Más allá, en una banca solitaria, Alexander murmuraba líneas de un guion. Camila lo saludó con la mano, pero él apenas levantó la mirada. Sus ojos no leían: cargaban algo más pesado que el texto.

—No te asustes con él —dijo Rosa—. Tiene sus días.

Horas después, ya más instalado, Antonio entró al teatro del instituto. El corazón le dio un vuelco. Luces apagadas. Telón cerrado. Asientos vacíos. Ese era su lugar. O eso quería creer.

Entonces, una voz cortó el silencio desde lo alto:

—Así que vos sos el nuevo.

Toro. Alto, seguro, apoyado en la baranda de la pasarela superior. Lo miraba como si midiera su sombra.

—Mirá, no importa de dónde vengas. Acá, si no brillás, te apagan —dijo, y desapareció por el pasillo—. Suerte con eso.

Antonio tragó saliva.

(Miércoles, 9:12)

La cartelera general estaba rodeada de cuerpos ansiosos. Un nuevo anuncio del director:

“Convocatoria especial para nueva obra institucional: ‘La Caída del Cometa’. Se seleccionarán 3 protagonistas. Audiciones esta semana.”

Rama chifló. —¡El protagónico! Toro va a matar por esto. —Gonzalo también va a quererlo, olvídate —agregó Rosa.

Antonio buscó su nombre. Lo encontró. Y por un segundo, no supo si reír, gritar o vomitar.

Antonio Golbano/ Toro Figueroa/ Gonzalo Torres

(Jueves 17:51).

El aula de ensayo estaba vacía. Las luces, apenas encendidas, proyectaban sombras que parecían flotar en el aire denso del teatro.
Antonio se sentó en el borde del escenario, solo, con el guion arrugado entre los dedos. Lo apretaba con fuerza, como si aquel papel fuese una soga que lo mantenía a salvo del abismo.

—¿Qué estoy haciendo acá? —murmuró, casi sin voz—. Todos son mejores, más jóvenes, más decididos... Yo ni siquiera sé si esto es lo mío.

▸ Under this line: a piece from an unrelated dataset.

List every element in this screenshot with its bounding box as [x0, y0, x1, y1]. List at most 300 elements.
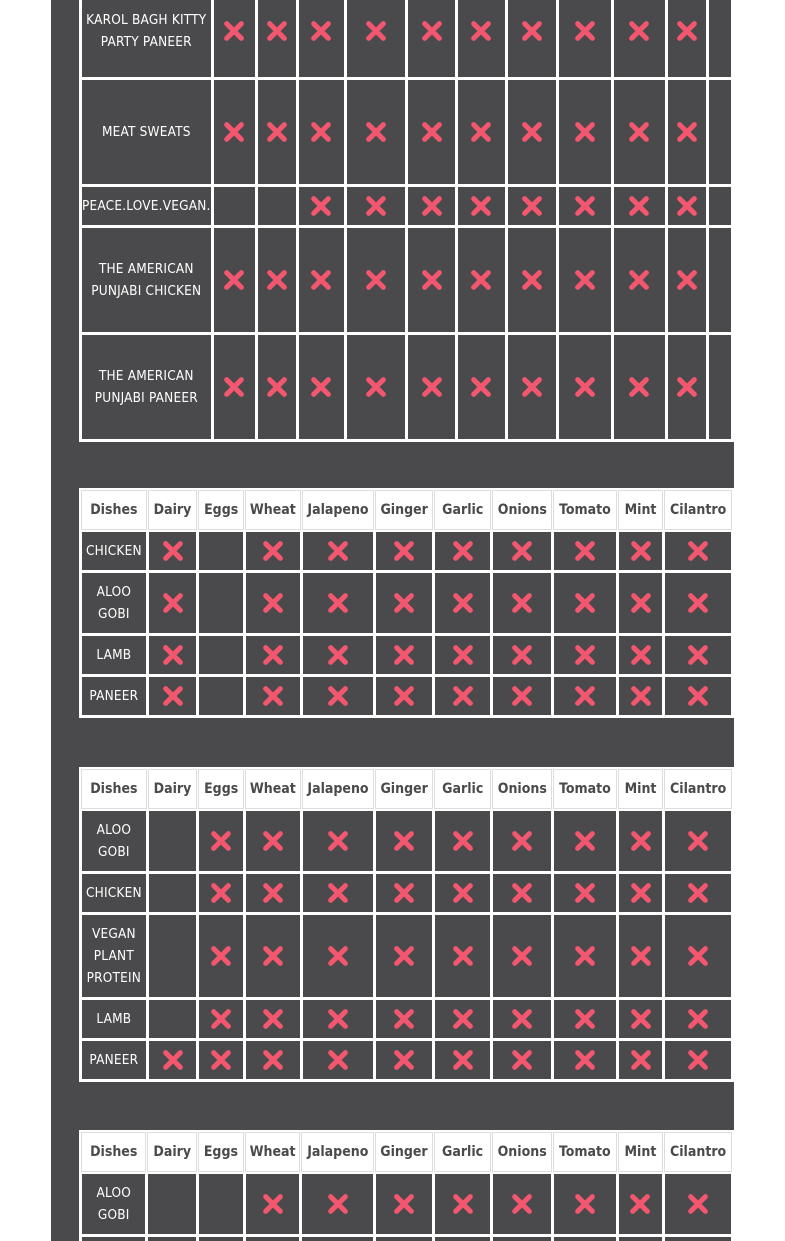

Un nudo le subió por la garganta. Desde que había llegado, la presión lo consumía en silencio. Veía en los otros una seguridad que lo desarmaba: el talento, la ambición, esa hambre feroz por cada escena. Él no tenía eso. O al menos, creía no tenerlo.

—No es que te falte talento —dijo una voz suave, nacida de las sombras del teatro.

Antonio levantó la mirada.
Desde la platea emergía la figura de la profesora Mariana, su docente de teatro: cabello recogido con descuido elegante, cuaderno en mano y esa expresión serena de quien conoce la fragilidad que se esconde detrás del aplauso.

—¿Cuánto tiempo lleva ahí…? —preguntó Antonio, avergonzado.

—El suficiente para escucharte dudar —respondió ella, subiendo al escenario con pasos lentos y seguros. Se sentó a su lado—. Está bien dudar, Antonio. Es parte del proceso. Pero no dejes que la duda se convierta en excusa.